Comme tous les lecteurs j'imagine, j'ai été bouleversé par ce récit dramatique. Je ne vois pas comment il pourrait en être autrement. Lorsque les trois sœurs frappent à la porte de leurs parents et qu'elles ne prononcent qu'un nom, Alex, seul mot qui franchit leurs lèvres tremblantes, il n'est besoin de rien d'autre pour dire le combat perdu. J'avoue à ce moment avoir eu des picotements autour de mes yeux d'étranger au drame.

Mais au-delà du récit de cette descente aux enfers d'un amour vivant, je m'interroge sur mon rôle, moi lecteur de ces lignes. Je me suis forgé la conviction que son auteure ne les avait pas écrites pour satisfaire mon voyeurisme. Alors en quoi en refermant cet ouvrage ai-je participé à une œuvre salvatrice ? Je l'ai peut-être trouvé à la page 225 de l'édition Livre de poche : "Et puis, de toute façon, parler avec qui ?"

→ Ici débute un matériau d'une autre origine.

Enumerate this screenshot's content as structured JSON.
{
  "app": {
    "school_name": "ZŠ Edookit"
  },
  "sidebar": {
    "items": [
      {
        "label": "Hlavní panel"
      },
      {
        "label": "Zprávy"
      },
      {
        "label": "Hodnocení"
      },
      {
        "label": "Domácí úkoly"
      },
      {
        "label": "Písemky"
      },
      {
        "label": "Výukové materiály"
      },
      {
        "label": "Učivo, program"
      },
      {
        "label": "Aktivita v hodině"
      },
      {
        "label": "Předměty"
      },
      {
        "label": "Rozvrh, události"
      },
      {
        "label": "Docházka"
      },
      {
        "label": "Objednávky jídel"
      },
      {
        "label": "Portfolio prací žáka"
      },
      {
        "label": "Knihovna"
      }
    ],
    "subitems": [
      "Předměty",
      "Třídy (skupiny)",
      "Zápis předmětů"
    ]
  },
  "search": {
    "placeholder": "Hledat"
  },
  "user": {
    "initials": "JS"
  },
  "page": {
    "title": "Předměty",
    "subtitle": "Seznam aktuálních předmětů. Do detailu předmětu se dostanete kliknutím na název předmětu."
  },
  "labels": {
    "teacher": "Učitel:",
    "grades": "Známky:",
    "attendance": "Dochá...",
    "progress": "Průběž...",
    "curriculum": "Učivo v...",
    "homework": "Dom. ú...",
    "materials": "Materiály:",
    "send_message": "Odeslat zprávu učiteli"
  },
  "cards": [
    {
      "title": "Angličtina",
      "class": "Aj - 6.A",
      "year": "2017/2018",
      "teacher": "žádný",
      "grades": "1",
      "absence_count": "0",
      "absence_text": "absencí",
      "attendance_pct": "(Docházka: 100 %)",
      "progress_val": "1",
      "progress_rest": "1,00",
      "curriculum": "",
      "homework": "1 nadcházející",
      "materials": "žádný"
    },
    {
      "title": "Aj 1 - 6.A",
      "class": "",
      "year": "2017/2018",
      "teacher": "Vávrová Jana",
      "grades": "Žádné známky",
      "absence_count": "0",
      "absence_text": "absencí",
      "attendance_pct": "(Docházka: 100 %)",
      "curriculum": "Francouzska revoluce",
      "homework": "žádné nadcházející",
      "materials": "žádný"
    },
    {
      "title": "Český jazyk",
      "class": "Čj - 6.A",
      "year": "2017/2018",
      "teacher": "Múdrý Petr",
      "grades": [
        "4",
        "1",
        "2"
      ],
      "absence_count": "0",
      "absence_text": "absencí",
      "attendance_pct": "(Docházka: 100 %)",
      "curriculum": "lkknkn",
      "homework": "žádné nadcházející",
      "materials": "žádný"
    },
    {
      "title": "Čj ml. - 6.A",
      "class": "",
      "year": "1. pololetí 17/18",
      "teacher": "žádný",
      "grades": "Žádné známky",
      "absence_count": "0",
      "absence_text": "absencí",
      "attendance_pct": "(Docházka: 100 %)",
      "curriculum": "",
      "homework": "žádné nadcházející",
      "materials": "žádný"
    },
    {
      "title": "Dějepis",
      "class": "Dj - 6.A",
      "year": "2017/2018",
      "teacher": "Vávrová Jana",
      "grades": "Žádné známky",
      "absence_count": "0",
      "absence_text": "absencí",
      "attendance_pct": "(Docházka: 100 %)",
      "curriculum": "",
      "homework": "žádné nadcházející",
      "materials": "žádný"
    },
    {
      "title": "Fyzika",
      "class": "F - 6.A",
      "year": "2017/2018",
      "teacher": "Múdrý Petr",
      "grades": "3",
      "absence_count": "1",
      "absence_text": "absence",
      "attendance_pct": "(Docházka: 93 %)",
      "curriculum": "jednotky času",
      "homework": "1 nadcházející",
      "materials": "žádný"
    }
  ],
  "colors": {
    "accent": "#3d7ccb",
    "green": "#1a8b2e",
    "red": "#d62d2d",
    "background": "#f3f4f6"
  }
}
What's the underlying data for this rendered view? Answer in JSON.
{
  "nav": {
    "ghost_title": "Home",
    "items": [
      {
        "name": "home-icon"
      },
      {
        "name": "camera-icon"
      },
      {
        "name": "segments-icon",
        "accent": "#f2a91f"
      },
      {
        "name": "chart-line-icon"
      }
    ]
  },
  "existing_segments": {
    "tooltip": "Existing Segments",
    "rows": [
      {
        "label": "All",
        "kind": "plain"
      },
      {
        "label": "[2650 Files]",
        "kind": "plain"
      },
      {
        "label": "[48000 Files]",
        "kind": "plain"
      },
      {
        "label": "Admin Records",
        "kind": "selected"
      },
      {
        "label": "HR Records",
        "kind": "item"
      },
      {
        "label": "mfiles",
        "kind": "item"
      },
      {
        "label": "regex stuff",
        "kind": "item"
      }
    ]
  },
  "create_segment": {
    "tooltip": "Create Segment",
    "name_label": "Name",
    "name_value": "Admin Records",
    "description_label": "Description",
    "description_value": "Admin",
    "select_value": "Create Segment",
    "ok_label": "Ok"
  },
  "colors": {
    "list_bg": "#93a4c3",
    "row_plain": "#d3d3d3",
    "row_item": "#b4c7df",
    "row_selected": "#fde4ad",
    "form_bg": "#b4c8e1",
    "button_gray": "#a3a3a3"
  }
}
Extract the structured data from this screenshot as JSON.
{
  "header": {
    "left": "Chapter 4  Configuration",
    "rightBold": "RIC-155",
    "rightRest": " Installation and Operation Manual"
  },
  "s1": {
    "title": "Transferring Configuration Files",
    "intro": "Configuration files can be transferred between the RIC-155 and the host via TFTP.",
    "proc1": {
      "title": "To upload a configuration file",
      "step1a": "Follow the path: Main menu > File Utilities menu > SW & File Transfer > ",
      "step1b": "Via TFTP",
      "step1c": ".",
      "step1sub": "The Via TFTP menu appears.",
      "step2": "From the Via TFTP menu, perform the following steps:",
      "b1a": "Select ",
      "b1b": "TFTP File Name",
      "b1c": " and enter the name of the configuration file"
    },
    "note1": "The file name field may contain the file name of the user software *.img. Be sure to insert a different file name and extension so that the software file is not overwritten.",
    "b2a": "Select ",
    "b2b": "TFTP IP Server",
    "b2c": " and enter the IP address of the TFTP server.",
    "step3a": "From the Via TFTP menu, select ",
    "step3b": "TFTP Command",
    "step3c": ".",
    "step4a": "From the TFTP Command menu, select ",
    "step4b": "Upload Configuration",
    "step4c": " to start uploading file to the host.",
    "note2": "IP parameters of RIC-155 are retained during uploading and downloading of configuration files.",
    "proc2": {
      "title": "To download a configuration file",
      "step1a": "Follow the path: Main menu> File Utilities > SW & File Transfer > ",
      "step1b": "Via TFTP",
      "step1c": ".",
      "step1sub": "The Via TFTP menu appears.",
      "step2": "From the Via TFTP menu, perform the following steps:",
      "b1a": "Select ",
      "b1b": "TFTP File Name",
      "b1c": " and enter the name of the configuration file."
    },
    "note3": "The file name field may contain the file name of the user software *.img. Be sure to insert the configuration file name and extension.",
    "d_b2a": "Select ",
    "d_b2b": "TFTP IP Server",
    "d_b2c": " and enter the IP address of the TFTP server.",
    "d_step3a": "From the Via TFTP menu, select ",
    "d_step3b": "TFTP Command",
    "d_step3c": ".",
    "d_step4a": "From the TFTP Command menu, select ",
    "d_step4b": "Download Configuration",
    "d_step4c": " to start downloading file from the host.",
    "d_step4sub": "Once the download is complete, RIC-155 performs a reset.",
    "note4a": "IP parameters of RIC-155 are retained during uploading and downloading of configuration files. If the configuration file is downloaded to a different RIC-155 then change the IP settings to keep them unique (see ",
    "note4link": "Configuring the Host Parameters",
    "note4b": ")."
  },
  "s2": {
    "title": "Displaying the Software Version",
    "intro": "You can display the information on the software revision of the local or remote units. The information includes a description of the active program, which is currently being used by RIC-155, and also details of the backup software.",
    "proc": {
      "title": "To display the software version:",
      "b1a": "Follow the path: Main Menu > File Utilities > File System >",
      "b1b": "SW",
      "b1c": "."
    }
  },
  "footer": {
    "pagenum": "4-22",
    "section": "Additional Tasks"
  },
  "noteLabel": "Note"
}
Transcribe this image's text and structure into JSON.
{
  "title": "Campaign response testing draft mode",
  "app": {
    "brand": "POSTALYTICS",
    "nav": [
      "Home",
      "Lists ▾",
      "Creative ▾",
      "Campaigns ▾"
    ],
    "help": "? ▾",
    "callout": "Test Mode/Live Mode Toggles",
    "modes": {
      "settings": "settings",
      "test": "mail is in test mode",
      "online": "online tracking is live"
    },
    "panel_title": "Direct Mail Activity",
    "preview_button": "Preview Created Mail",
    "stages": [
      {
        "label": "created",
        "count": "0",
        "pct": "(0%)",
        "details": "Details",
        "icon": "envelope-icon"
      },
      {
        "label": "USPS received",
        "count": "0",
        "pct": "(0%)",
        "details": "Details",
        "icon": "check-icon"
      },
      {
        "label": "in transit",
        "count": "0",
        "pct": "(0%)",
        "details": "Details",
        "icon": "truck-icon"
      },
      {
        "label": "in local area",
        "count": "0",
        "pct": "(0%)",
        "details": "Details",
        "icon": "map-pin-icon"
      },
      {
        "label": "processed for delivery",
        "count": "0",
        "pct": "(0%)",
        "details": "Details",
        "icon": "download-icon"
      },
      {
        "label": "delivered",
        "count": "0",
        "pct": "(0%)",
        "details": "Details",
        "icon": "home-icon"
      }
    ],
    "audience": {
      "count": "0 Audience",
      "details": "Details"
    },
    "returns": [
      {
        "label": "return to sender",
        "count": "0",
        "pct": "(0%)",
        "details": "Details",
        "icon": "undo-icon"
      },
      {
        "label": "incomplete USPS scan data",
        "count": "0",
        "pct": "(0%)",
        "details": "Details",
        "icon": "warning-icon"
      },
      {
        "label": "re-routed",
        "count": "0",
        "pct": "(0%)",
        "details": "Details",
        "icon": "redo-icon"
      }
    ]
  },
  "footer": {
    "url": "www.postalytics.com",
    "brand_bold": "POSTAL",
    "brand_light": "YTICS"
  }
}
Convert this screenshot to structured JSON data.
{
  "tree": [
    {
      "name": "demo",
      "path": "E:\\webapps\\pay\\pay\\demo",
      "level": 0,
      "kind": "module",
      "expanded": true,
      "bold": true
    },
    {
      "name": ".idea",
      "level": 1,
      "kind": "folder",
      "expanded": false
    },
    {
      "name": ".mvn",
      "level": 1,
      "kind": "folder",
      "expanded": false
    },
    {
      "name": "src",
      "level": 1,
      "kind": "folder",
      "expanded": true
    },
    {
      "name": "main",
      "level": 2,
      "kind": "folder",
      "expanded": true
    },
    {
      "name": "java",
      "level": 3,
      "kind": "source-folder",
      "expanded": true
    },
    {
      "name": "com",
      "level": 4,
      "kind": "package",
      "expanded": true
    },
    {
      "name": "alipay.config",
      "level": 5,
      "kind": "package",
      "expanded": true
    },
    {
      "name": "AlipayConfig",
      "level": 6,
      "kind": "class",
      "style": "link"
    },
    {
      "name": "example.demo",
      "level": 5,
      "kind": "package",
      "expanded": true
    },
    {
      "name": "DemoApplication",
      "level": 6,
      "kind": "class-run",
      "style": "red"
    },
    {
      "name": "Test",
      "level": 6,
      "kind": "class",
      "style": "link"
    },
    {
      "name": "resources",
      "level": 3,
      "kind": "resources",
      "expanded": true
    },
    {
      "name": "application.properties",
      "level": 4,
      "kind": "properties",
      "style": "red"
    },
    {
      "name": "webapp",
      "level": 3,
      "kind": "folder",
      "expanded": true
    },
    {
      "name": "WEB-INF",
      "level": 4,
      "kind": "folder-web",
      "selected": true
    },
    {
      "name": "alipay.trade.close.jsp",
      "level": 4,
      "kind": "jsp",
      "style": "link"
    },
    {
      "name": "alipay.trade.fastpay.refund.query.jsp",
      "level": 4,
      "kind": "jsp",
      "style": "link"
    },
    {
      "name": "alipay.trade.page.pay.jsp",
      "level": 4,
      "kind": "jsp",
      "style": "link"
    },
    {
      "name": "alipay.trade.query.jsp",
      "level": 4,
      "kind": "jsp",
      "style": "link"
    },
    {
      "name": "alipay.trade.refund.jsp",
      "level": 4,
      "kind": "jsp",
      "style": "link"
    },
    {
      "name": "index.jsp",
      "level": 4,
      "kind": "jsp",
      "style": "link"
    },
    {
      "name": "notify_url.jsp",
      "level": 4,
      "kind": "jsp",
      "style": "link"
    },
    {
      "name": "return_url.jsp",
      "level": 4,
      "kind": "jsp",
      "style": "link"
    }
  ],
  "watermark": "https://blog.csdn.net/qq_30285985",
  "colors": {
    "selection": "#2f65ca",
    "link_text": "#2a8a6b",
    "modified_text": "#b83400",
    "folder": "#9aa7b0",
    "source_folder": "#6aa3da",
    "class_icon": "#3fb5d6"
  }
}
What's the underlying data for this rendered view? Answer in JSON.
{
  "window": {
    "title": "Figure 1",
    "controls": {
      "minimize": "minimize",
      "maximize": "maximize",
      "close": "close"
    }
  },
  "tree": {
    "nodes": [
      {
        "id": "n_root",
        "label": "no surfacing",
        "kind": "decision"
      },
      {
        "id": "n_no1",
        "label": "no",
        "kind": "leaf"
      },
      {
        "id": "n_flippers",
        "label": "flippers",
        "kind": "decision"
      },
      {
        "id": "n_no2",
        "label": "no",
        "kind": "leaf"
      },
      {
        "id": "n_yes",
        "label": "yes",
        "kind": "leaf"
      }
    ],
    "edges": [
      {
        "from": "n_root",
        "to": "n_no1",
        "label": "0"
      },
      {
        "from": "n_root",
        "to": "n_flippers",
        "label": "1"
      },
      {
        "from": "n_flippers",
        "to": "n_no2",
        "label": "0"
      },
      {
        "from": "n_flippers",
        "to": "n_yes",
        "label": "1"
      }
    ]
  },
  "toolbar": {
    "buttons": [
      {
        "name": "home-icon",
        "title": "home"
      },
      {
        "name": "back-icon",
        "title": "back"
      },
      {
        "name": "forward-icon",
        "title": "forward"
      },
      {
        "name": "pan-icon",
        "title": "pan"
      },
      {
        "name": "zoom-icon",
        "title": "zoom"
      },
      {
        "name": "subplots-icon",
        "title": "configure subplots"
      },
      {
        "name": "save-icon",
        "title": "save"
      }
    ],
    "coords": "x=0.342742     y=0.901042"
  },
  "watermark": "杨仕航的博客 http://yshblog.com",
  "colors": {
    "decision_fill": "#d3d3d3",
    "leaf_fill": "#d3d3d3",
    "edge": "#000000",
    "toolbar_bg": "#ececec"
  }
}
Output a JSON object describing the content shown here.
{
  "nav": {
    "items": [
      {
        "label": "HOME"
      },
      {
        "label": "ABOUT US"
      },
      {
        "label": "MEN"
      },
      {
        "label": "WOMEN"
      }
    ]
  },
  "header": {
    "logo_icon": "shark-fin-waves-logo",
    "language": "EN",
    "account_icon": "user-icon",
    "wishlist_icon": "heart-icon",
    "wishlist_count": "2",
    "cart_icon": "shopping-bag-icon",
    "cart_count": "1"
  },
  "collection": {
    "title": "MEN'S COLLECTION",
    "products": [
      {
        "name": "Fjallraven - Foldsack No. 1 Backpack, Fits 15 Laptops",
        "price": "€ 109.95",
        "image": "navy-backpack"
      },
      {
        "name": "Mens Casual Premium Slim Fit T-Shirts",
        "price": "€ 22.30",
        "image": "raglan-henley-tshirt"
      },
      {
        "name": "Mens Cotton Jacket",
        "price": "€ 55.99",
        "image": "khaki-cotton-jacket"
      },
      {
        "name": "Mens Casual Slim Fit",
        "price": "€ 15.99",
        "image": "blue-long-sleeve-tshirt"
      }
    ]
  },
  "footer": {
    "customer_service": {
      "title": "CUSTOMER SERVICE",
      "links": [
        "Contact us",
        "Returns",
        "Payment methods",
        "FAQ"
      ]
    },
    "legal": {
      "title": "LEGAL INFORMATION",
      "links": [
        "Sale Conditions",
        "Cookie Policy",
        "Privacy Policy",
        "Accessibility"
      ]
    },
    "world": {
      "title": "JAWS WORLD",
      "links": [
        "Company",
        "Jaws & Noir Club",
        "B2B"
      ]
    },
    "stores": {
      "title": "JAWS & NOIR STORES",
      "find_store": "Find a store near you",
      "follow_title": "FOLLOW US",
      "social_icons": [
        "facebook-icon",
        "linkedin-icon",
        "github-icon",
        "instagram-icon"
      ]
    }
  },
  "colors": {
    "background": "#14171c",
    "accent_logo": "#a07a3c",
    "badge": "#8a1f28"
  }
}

Pas aux proches, ceux qui ont vécu le drame. Ce serait les entrainer dans le vortex de la perdition. Alors à qui ? A Moi ? Olivia de Lamberterie aurait donc choisi d'en parler avec moi. le plus parfait inconnu. Le réceptacle le plus innocent de toute l'histoire de cette famille unie. Moment d'intimité avec un quidam croisé au hasard des rayons d'une librairie. Lecteur anonyme, capable d'entendre ce cri vierge de tout écho. Cri à l'univers infini. Ultime révolte contre l'opiniâtreté d'un destin qui avait déclaré son intention. Emporter Alex. Où ? Olivia s'est longtemps posé la question. Avant de trouver la réponse, en fermant les yeux. Et le dénicher, lui son frère adoré, tapis au fond d'elle-même.

Plus que la disparition d'Alex, c'est son impuissance à contrecarrer le projet contre laquelle Olivia s'insurge. La préméditation. Alex, où le refus d'être ici et maintenant. Et demain. Refus d'être né. Quand bien même tout autour de lui n'est qu'amour. Femme, enfants, sœurs, père et mère, il n'est pourtant pas de cocon plus précieux, plus propice à faire prospérer la vie qu'une famille aimante. Harmonie, cohésion, solidarité, le destin a franchi les remparts les plus robustes.
Amour des autres mais détestation de la vie. Quelques décennies d'une vie en trompe l'œil et Alex a choisi de baisser le rideau en saluant les spectateurs médusés, impuissants, leur déclarant toutefois sa tendresse. A ceux qui ont accepté de poursuivre le chemin. A eux d'essayer de comprendre l'incompréhensible.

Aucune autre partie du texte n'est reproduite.